Output details
21 - Politics and International Studies
Liverpool Hope University
Re-evaluating Irish national security policy: affordable threats?
This book constitutes the first major academic investigation of Irish national security policy in the history of the state. It provides a theoretically informed analysis of the re-evaluation of Irish national security ordered by Ireland’s Taoiseach (Prime Minister) on September 11 2001, and the decisions taken as a consequence of it in the following seven years. In doing so it draws on unprecedented access to Ireland’s police, security and intelligence agencies; over twenty senior personnel agreed to be interviewed. Questions are raised over the effectiveness of the Garda Síochána (Ireland’s police and security agency), the relative absence of naval and airborne defence, and the impact on national security of the policy imperative to transform the Defence Forces, particularly the army, for more robust missions overseas.
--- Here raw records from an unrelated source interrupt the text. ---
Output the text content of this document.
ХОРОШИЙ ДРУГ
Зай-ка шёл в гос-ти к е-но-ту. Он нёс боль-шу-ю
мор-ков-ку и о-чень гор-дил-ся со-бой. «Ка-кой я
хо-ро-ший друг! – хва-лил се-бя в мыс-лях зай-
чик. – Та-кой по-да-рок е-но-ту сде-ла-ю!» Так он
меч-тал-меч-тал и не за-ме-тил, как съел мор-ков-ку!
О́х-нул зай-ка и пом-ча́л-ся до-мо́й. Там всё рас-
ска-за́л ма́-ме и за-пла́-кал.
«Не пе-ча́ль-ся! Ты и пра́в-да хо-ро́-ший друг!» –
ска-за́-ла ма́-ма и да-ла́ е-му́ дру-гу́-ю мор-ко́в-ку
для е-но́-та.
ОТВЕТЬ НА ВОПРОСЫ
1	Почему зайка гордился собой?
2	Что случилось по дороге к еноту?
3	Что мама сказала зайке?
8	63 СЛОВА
The book also considers the securitisation of Irish immigration policy despite international evidence suggesting the potential for radicalisation in socially marginalised western communities. The author demonstrates the importance of three conceptual models to the analysis of national security policy: historical institutionalism, governmental politics and threat evaluation. The Irish Naval Service made the book mandatory reading for all officers. Research for the book was supported by the Irish Research Council for the Humanities and Social Sciences (IRCHSS), which graded the project as Alpha* - Outstanding.